Похожие явления наблюдаются и в сфере благочестия и мистики . Существует тенденция к мистицизму у многих христиан , которые или обращают свою душу либо к установлению личных отношений с Иисусом, в особенности с его человеческой природой — разновидность Хри–сто–монистического благочестия — или же, например, вовлекают свою душу в своего рода погружение в само существо Божества, т. е. своеобразное растворение самости в любви к Божественному. В обоих случаях Троица несущественна. Можно быть «духовным» христианином, даже не задумываясь об этом.
б) Возрастает необходимость соотнести тринитарную модель бытия с| человеческой
личностью. В этом отношении сделано чрезвычайно мало, если вообще хоть что–нибудь
сделано. При этом само понятие личность является привычным в социологии и
положительным идеалом гуманизма, как религиозного, так и атеистического. Без
исследования учения о Троице мы не можем соотнести богословие с глубинными
экзистенциальными нуждами человека. Христианская вера, как мне, по крайней мере,
представляется, лишается какой–либо экзистенциальной важности для человека без учения о
Троице.
в) Существует безотлагательная потребность для экуменизма повернуться лицом к проблеме
Троицы в двух аспектах:
1. В связи с вопросом о единстве Церкви становится все более и более очевидным, что большинство трудностей в сфере экклезиологии · привязаны к тому, какое место мы отводим пневматологии в нашем взгляде на Церковь, ее структуры и пастырское служение. Тщательный анализ, например, экклезиологии II Ватиканского Собора откроет нам, что экклезиология строится все еще главным образом на одном только Христологическом материале; и только потом в эту структуру привлекается Св. Дух, чтобы ее оживить. В результате исторический епископат или его преемственность получают приоритет перед общинностью или общением, что является особенностью действия Св. Духа. До тех пор, пока пневматология не станет конститутивной и для самой Христологии и поэтому для экклезиологии, не будет никакого реального про движения в деле единства Церкви — не только в аспекте взаимоотношений Восток–Запад, но и в отношении проблем, перед которыми стоит один Запад (например, дилектика установления и события, клерикализма и роли мирян и т. д.)
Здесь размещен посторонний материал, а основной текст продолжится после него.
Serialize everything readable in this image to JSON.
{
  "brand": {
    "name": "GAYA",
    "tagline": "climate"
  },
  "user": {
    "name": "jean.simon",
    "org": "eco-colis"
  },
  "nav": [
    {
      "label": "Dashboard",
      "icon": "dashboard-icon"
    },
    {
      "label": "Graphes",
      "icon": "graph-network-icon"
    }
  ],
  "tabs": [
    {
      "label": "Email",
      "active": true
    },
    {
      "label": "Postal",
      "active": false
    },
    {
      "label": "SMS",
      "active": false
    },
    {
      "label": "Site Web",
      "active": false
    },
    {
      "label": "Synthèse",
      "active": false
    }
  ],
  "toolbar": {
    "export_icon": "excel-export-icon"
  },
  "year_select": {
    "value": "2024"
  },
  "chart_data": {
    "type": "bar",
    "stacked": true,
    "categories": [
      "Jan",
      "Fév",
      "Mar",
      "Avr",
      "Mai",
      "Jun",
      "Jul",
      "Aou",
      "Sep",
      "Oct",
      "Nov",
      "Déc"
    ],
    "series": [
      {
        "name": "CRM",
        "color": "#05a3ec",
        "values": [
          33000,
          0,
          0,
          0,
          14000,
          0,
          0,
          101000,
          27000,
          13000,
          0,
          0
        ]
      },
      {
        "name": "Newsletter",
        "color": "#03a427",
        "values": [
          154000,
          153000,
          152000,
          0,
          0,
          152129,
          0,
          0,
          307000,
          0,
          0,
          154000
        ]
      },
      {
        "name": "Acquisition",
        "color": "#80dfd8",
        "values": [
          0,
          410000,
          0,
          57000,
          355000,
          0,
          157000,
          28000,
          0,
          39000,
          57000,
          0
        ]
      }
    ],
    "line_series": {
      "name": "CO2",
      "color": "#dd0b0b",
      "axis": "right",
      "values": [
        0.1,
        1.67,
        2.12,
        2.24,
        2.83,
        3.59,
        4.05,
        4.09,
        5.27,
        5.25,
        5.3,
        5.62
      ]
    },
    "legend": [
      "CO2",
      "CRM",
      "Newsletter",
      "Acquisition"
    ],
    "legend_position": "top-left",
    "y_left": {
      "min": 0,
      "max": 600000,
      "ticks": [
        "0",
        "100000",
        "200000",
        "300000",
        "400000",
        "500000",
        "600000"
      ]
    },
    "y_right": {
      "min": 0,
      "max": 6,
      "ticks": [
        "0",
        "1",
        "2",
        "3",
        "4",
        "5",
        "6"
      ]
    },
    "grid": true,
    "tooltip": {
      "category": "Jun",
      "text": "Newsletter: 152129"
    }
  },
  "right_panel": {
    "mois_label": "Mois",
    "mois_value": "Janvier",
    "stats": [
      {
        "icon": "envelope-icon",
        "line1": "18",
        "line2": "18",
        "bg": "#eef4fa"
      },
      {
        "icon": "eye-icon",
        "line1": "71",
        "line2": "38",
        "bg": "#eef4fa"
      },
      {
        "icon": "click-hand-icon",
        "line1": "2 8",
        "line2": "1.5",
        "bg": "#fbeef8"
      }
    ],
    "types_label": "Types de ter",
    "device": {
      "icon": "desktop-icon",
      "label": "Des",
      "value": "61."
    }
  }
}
2. На уровне диалога с другими верованиями, который быстро оккупирует повестку дня и Всемирного Совета Церквей, и Понтификального Совета Ватикана по содействию Единству Христиан, проблема Троицы необходимо становится центральной. Это особенно очевидно в связи с так называемыми монотеистическими религиями, в особенности иудаизмом и исламом, которые не просто бросают вызов христианам в этом вопросе, но — и это гораздо важнее — заставляют переосмыслить их собственный взгляд на монотеизм. Другими словами, решающим вопросом для самих христиан сегодня является такой:«Что они имеют в виду под «Единым Богом»? Что делает Бога единым? Сегодня этот вопрос не может ставиться так же, как во времена Древней Церкви. И все же по существу это будет все та же дилемма, пред лицом которой нам вскоре придется встать: означает ли единство Бога Его единичность в объективированно арифметическом смысле, или единство понимается как форма соотносительной целостности? Существуют ли такие вещи, как соотносительная субстанция, соотносительное единство и т. д.? Как мы можем избегать этих вопросов, имея дело с монотеистическими религиями как христиане?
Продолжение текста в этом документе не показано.